Sebagian besar bagian jalan tol itu akan berada di ketinggian minimal 15 meter yang setara gedung empat lantai sehingga akan menyulitkan pengguna. “Ini juga kontraproduktif dengan transportasi umum,” katanya.
Proyek nasional
Wakil Gubernur DKI Jakarta Sandiaga Uno yang sempat meninjau pertengahan pekan ini mengatakan, pembangunan enam jalan tol itu sudah menjadi proyek strategis nasional dan sudah tahap pengerjaan. Proyek ini diambil-alih oleh pemerintah pusat melalui Peraturan Presiden Perubahan Nomor 58 tahun 2017 tertanggal 15 Juni 2017.
Ketika meninjau, Sandiaga mengatakan jalan tol dalam kota itu diharap dapat mengurangi kepadatan lalulintas menerus Barat-Timur Jakarta yang padat. Saat kampanye, Gubernur DKI Jakarta Anies Baswedan dan Sandiaga Uno sempat menjanjikan tak akan melanjutkan pembangunan 6 ruas jalan tol dalam kota tersebut.
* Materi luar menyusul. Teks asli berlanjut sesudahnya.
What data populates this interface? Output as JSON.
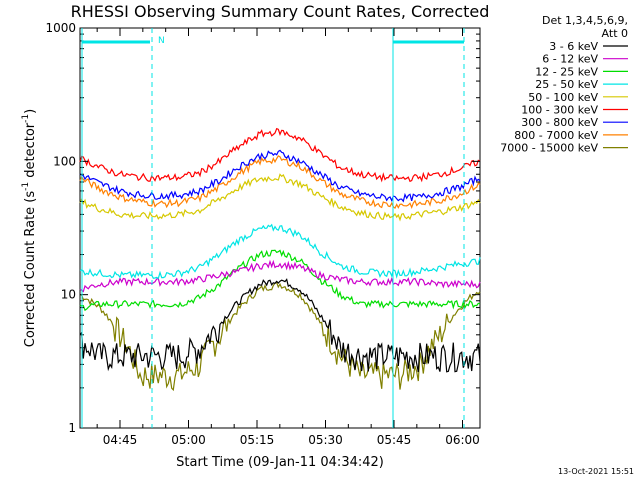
{
  "chart_data": {
    "type": "line",
    "title": "RHESSI Observing Summary Count Rates, Corrected",
    "xlabel": "Start Time (09-Jan-11 04:34:42)",
    "ylabel_main": "Corrected Count Rate (s",
    "ylabel_sup1": "-1",
    "ylabel_mid": " detector",
    "ylabel_sup2": "-1",
    "ylabel_end": ")",
    "y_scale": "log",
    "ylim": [
      1,
      1000
    ],
    "y_ticks": [
      "1",
      "10",
      "100",
      "1000"
    ],
    "x_range_minutes": [
      4.0,
      71.0
    ],
    "x_ticks": [
      {
        "label": "04:45",
        "minute": 10.3
      },
      {
        "label": "05:00",
        "minute": 25.3
      },
      {
        "label": "05:15",
        "minute": 40.3
      },
      {
        "label": "05:30",
        "minute": 55.3
      },
      {
        "label": "05:45",
        "minute": 70.3
      },
      {
        "label": "06:00",
        "minute": 85.3
      }
    ],
    "legend_header": [
      "Det 1,3,4,5,6,9,",
      "Att 0"
    ],
    "legend_placement": "right",
    "footer_date": "13-Oct-2021 15:51",
    "night_marker": "N",
    "series": [
      {
        "name": "3 - 6 keV",
        "color": "#000000",
        "values": [
          4.5,
          3.5,
          3.5,
          3.5,
          3.5,
          3.5,
          4.0,
          6.0,
          9.0,
          12.0,
          13.0,
          11.0,
          7.0,
          4.0,
          3.5,
          3.5,
          3.5,
          3.5,
          3.5,
          3.5,
          3.5
        ]
      },
      {
        "name": "6 - 12 keV",
        "color": "#cc00cc",
        "values": [
          11.0,
          12.0,
          12.5,
          12.5,
          12.5,
          12.5,
          13.0,
          14.0,
          15.0,
          16.5,
          17.0,
          16.0,
          14.0,
          13.0,
          12.5,
          12.5,
          12.5,
          12.5,
          12.0,
          12.0,
          12.0
        ]
      },
      {
        "name": "12 - 25 keV",
        "color": "#00dd00",
        "values": [
          8.0,
          8.5,
          8.5,
          8.5,
          8.5,
          8.5,
          9.5,
          12.0,
          16.0,
          20.0,
          21.0,
          18.0,
          13.0,
          10.0,
          8.5,
          8.5,
          8.5,
          8.5,
          8.5,
          8.5,
          8.5
        ]
      },
      {
        "name": "25 - 50 keV",
        "color": "#00e5e5",
        "values": [
          15.0,
          14.5,
          14.0,
          14.0,
          14.0,
          14.5,
          16.0,
          20.0,
          26.0,
          31.0,
          32.0,
          28.0,
          21.0,
          16.5,
          15.0,
          14.5,
          14.5,
          15.0,
          16.0,
          17.0,
          18.0
        ]
      },
      {
        "name": "50 - 100 keV",
        "color": "#d6c800",
        "values": [
          50.0,
          44.0,
          40.0,
          39.0,
          39.0,
          40.0,
          43.0,
          52.0,
          64.0,
          74.0,
          76.0,
          68.0,
          55.0,
          46.0,
          41.0,
          39.0,
          38.0,
          40.0,
          42.0,
          45.0,
          50.0
        ]
      },
      {
        "name": "100 - 300 keV",
        "color": "#ff0000",
        "values": [
          105.0,
          90.0,
          80.0,
          76.0,
          75.0,
          76.0,
          82.0,
          100.0,
          130.0,
          160.0,
          168.0,
          148.0,
          115.0,
          90.0,
          80.0,
          76.0,
          74.0,
          76.0,
          80.0,
          88.0,
          100.0
        ]
      },
      {
        "name": "300 - 800 keV",
        "color": "#0000ff",
        "values": [
          80.0,
          68.0,
          60.0,
          56.0,
          55.0,
          56.0,
          60.0,
          72.0,
          92.0,
          110.0,
          115.0,
          100.0,
          80.0,
          64.0,
          57.0,
          54.0,
          53.0,
          54.0,
          58.0,
          64.0,
          75.0
        ]
      },
      {
        "name": "800 - 7000 keV",
        "color": "#ff8000",
        "values": [
          75.0,
          62.0,
          54.0,
          50.0,
          48.0,
          49.0,
          53.0,
          64.0,
          82.0,
          100.0,
          104.0,
          92.0,
          72.0,
          57.0,
          51.0,
          48.0,
          47.0,
          48.0,
          51.0,
          57.0,
          67.0
        ]
      },
      {
        "name": "7000 - 15000 keV",
        "color": "#808000",
        "values": [
          10.0,
          8.0,
          5.0,
          2.5,
          2.5,
          2.5,
          3.0,
          5.0,
          8.0,
          11.0,
          12.0,
          10.0,
          6.0,
          3.5,
          2.5,
          2.5,
          2.5,
          3.0,
          5.0,
          8.0,
          11.0
        ]
      }
    ]
  }
}
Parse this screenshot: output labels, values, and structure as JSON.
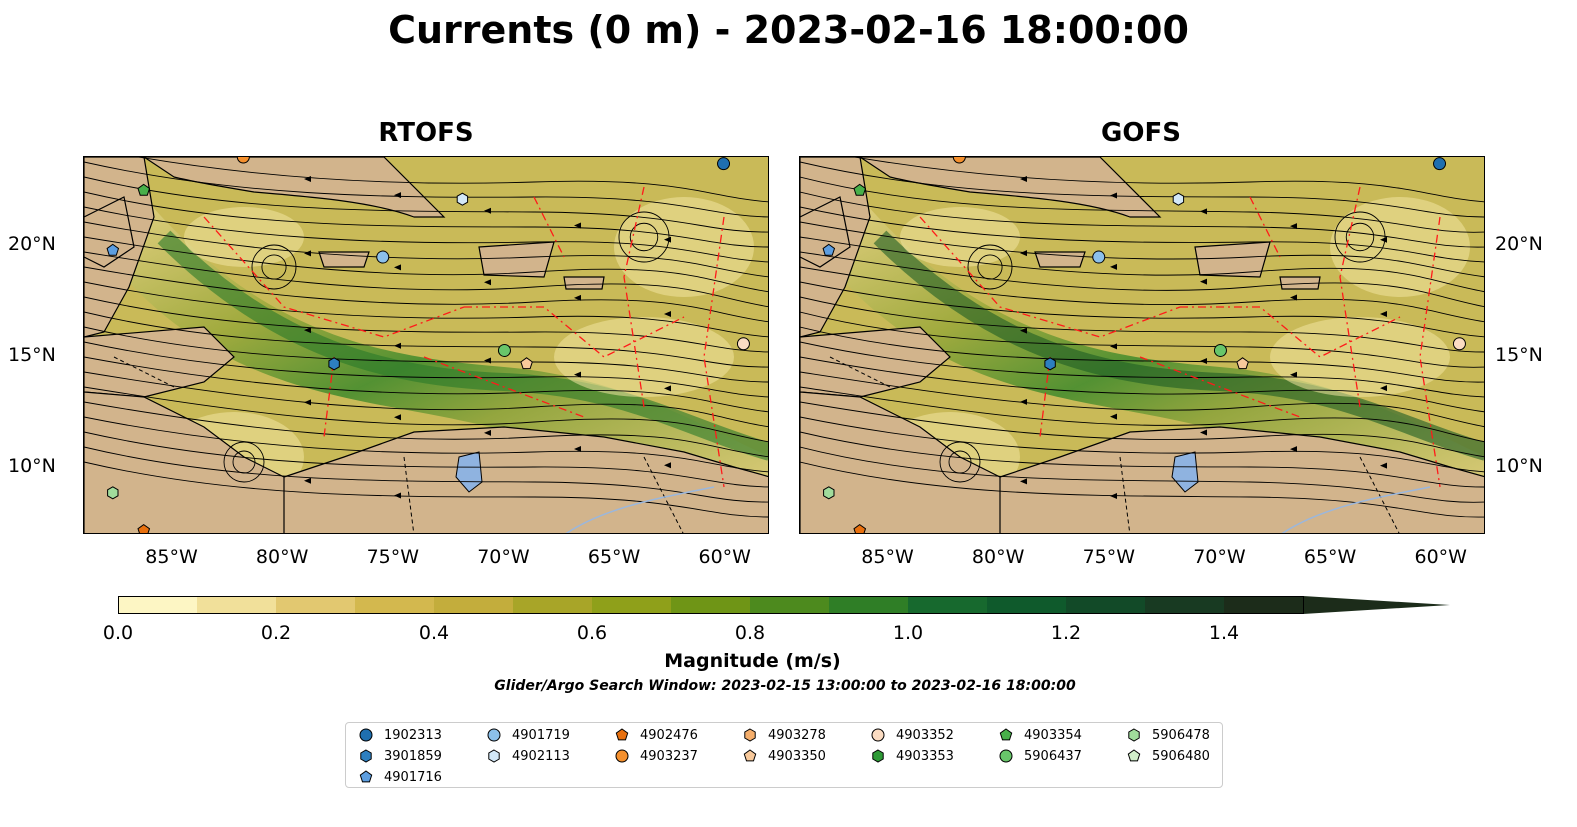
{
  "title": "Currents (0 m) - 2023-02-16 18:00:00",
  "panels": [
    {
      "title": "RTOFS"
    },
    {
      "title": "GOFS"
    }
  ],
  "x_ticks": [
    "85°W",
    "80°W",
    "75°W",
    "70°W",
    "65°W",
    "60°W"
  ],
  "y_ticks": [
    "20°N",
    "15°N",
    "10°N"
  ],
  "colorbar": {
    "label": "Magnitude (m/s)",
    "ticks": [
      "0.0",
      "0.2",
      "0.4",
      "0.6",
      "0.8",
      "1.0",
      "1.2",
      "1.4"
    ],
    "min": 0.0,
    "max": 1.5,
    "extend": "max",
    "colors": [
      "#fdf6c4",
      "#f1e09a",
      "#e2c870",
      "#d3b84e",
      "#c3ad3c",
      "#a8a528",
      "#8fa01a",
      "#6f9516",
      "#4d8a1e",
      "#2f7e26",
      "#17692e",
      "#0f5a2c",
      "#124a28",
      "#183a22",
      "#1c2c1a"
    ]
  },
  "search_window": "Glider/Argo Search Window: 2023-02-15 13:00:00 to 2023-02-16 18:00:00",
  "legend": [
    {
      "label": "1902313",
      "marker": "circle",
      "color": "#1f6fb0"
    },
    {
      "label": "3901859",
      "marker": "hexagon",
      "color": "#2d7fc0"
    },
    {
      "label": "4901716",
      "marker": "pentagon",
      "color": "#5d9ee0"
    },
    {
      "label": "4901719",
      "marker": "circle",
      "color": "#8cc0ea"
    },
    {
      "label": "4902113",
      "marker": "hexagon",
      "color": "#d3e8f7"
    },
    {
      "label": "4902476",
      "marker": "pentagon",
      "color": "#e8700e"
    },
    {
      "label": "4903237",
      "marker": "circle",
      "color": "#f5902d"
    },
    {
      "label": "4903278",
      "marker": "hexagon",
      "color": "#f5ae6b"
    },
    {
      "label": "4903350",
      "marker": "pentagon",
      "color": "#f8c99b"
    },
    {
      "label": "4903352",
      "marker": "circle",
      "color": "#fbdcc2"
    },
    {
      "label": "4903353",
      "marker": "hexagon",
      "color": "#2e9a36"
    },
    {
      "label": "4903354",
      "marker": "pentagon",
      "color": "#48b04a"
    },
    {
      "label": "5906437",
      "marker": "circle",
      "color": "#68c56a"
    },
    {
      "label": "5906478",
      "marker": "hexagon",
      "color": "#a1dc9c"
    },
    {
      "label": "5906480",
      "marker": "pentagon",
      "color": "#d2efca"
    }
  ],
  "map_extent": {
    "lon": [
      -89.0,
      -58.0
    ],
    "lat": [
      7.0,
      24.0
    ]
  },
  "floats": [
    {
      "id": "1902313",
      "lon": -60.1,
      "lat": 23.7
    },
    {
      "id": "4901716",
      "lon": -87.7,
      "lat": 19.8
    },
    {
      "id": "4901719",
      "lon": -75.5,
      "lat": 19.5
    },
    {
      "id": "4902113",
      "lon": -71.9,
      "lat": 22.1
    },
    {
      "id": "3901859",
      "lon": -77.7,
      "lat": 14.7
    },
    {
      "id": "5906437",
      "lon": -70.0,
      "lat": 15.3
    },
    {
      "id": "4903350",
      "lon": -69.0,
      "lat": 14.7
    },
    {
      "id": "4903352",
      "lon": -59.2,
      "lat": 15.6
    },
    {
      "id": "4903354",
      "lon": -86.3,
      "lat": 22.5
    },
    {
      "id": "5906478",
      "lon": -87.7,
      "lat": 8.9
    },
    {
      "id": "4902476",
      "lon": -86.3,
      "lat": 7.2
    },
    {
      "id": "4903237",
      "lon": -81.8,
      "lat": 24.0
    }
  ]
}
Direktur Utama PT Jakarta Toll Road Development yang melaksanakan pembangunan Frans Sunito mengatakan, awalnya nilai investasi untuk enam ruas jalan tol tersebut senilai Rp 41,17 triliun. Namun saat ini sedang dilakukan penghitungan ulang karena adanya peningkatan biaya.
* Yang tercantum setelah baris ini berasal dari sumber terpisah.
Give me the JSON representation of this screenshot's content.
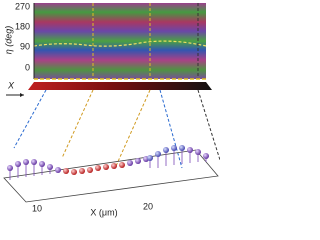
{
  "top_panel": {
    "y_label": "η (deg)",
    "y_ticks": [
      "270",
      "180",
      "90",
      "0"
    ]
  },
  "middle": {
    "axis_label": "X"
  },
  "bottom_panel": {
    "x_ticks": [
      "10",
      "20"
    ],
    "x_label": "X (μm)"
  }
}
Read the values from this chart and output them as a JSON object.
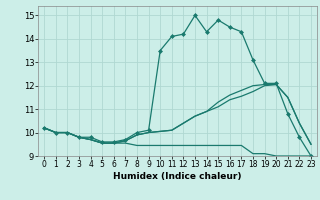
{
  "xlabel": "Humidex (Indice chaleur)",
  "x_values": [
    0,
    1,
    2,
    3,
    4,
    5,
    6,
    7,
    8,
    9,
    10,
    11,
    12,
    13,
    14,
    15,
    16,
    17,
    18,
    19,
    20,
    21,
    22,
    23
  ],
  "lines": [
    {
      "label": "line_spike",
      "y": [
        10.2,
        10.0,
        10.0,
        9.8,
        9.8,
        9.6,
        9.6,
        9.7,
        10.0,
        10.1,
        13.5,
        14.1,
        14.2,
        15.0,
        14.3,
        14.8,
        14.5,
        14.3,
        13.1,
        12.1,
        12.1,
        10.8,
        9.8,
        9.0
      ],
      "marker": true
    },
    {
      "label": "line_flat_low",
      "y": [
        10.2,
        10.0,
        10.0,
        9.8,
        9.7,
        9.55,
        9.55,
        9.55,
        9.45,
        9.45,
        9.45,
        9.45,
        9.45,
        9.45,
        9.45,
        9.45,
        9.45,
        9.45,
        9.1,
        9.1,
        9.0,
        9.0,
        9.0,
        9.0
      ],
      "marker": false
    },
    {
      "label": "line_medium",
      "y": [
        10.2,
        10.0,
        10.0,
        9.8,
        9.7,
        9.55,
        9.55,
        9.65,
        9.9,
        10.0,
        10.05,
        10.1,
        10.4,
        10.7,
        10.9,
        11.1,
        11.4,
        11.55,
        11.75,
        12.0,
        12.05,
        11.5,
        10.4,
        9.5
      ],
      "marker": false
    },
    {
      "label": "line_upper",
      "y": [
        10.2,
        10.0,
        10.0,
        9.8,
        9.7,
        9.55,
        9.55,
        9.65,
        9.9,
        10.0,
        10.05,
        10.1,
        10.4,
        10.7,
        10.9,
        11.3,
        11.6,
        11.8,
        12.0,
        12.05,
        12.05,
        11.5,
        10.4,
        9.5
      ],
      "marker": false
    }
  ],
  "color": "#1a7a6e",
  "bg_color": "#cceee8",
  "grid_color": "#b0d8d2",
  "ylim": [
    9.0,
    15.4
  ],
  "xlim": [
    -0.5,
    23.5
  ],
  "yticks": [
    9,
    10,
    11,
    12,
    13,
    14,
    15
  ],
  "xticks": [
    0,
    1,
    2,
    3,
    4,
    5,
    6,
    7,
    8,
    9,
    10,
    11,
    12,
    13,
    14,
    15,
    16,
    17,
    18,
    19,
    20,
    21,
    22,
    23
  ]
}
Peningkatan ini dari perubahan konstruksi yang sekarang harus tahan gempa, menaikkan ketinggian di beberapa titik yang berpapasan dengan proyek infrastruktru lain serta penyesuaian harga besi beton akibat kenaikan kurs dolar AS. Namun, ia belum bisa memberi gambaran kenaikan biaya.
Jalan tol dalam kota yang kontraknya ditandatangani pada 2014 ersebut hasil kerjasama konsorsium yang terdiri dari 12 BUMN dan BUMD, yaitu PT Pembangunan Jaya Toll, PT Pembangunan Jaya, PT Jakarta Propertindo, PT Jaya Konstruksi Manggala Pratama, PT Pembangunan Jaya Ancol, PT Jaya Real Propertindo, PT Jaya Land, PT Pembangunan Perumahan, PT Wijaya Karya, PT Hutama Karya, PT Citra Marga Nusaphala Persada, dan PT Adhi Karya.
Perusahaan-perusahaan itu akan memiliki konsesi penguasaan jalan tol selama 45 tahun. “Sejauh ini belum ada perubahan. Nilai investasi masih dihitung ulang,” katanya.
Ruas tol seksi A dari fase satu yang menghubungkan Kelapa Gading-Pulo Gebang direncanakan dapat beroperasi pada pertengahan 2019.
Frans mengatakan, selain mengurangi kepadatan lalulintas menerus Barat-Timur Jakarta, jalan tol itu akan menjadi jalur alternatif logistik Barat-Timur yang saat ini sudah padat. Saat ini hanya ada dua jalan tol di jalur itu Jalan Tol Pelabuhan dan JORR.
Enam ruas tol dalam kota tersebut, kata Frans, akan menjadi jalur ekonomi baru yang dampak panjangnya menurunkan biaya distribusi komoditas bagi warga secara umum.